Measuring health-related quality of life (HR-QoL) is considered to be an essential part of the overall assessment of the health status in AS patients [34]. Previous studies have found that AS patients had significantly lower quality of life than healthy controls [35]. It should be noticed that fatigued AS patients score worse both in the domains of the PCS and MCS of SF-36, which indicated that the quality of life of fatigued AS patients decreased in many aspects. Schneeberger [11] demonstrated that fatigue could affect quality of life in AS patients. There have been reported that compared with non-fatigue patients, fatigue patients showed more significant anxiety, worse physical function, and lower quality of life [36]. We also found that compared with non-fatigued AS patients, fatigued AS patients showed more serious functional disability and anxiety, which all led to the decline of patients’ quality of life.

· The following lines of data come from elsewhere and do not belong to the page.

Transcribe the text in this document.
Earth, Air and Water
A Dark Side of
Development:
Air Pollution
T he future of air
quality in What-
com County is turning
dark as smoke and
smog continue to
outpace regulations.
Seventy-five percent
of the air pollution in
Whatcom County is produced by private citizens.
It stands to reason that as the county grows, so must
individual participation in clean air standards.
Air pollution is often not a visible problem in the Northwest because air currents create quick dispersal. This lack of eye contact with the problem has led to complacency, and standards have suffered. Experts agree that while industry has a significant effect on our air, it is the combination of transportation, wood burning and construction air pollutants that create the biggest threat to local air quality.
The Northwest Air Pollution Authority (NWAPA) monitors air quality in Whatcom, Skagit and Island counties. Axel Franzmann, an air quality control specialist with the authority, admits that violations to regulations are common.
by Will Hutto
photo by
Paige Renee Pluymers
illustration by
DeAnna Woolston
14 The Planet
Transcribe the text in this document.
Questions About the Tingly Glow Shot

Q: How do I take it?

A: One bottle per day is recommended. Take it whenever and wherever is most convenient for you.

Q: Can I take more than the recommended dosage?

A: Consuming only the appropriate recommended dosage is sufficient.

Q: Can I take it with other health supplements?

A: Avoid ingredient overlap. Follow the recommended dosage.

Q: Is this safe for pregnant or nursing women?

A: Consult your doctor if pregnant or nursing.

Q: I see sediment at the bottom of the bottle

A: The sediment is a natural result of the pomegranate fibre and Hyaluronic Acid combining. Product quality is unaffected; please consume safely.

As we all known, this study is the first to explore the fatigue status and its effects on the quality of life of AS patients in China. However, we still had several limitations. First, this study did not provide the details of medication used to treat AS, such as biological agents. Second, the AS patients were recruited from a single clinic of rheumatology, and sample sizes were not large enough; we still need more rigorous research to confirm the results. Third, because this study is a cross-sectional study, we cannot test the causal relationships between variables. In the future, studiers can expand the sample size from multiple centers and take effective intervention measures to reduce fatigue of AS patients and improve the quality of life in AS patients.

Conclusion

This is the first cross-sectional study to evaluate the predictors of fatigue and the effects of fatigue on HR-QoL among patients with AS in China. The survey indicated that WHR, BASDAI, and sleep disturbance were independent predictors of fatigue in AS patients, and the occurrence of fatigue significantly reduces the quality of life in AS patients physically and psychologically. Therefore, medical personnel should pay more attention to AS patients with fatigue and take effective measures to improve fatigue of AS patients.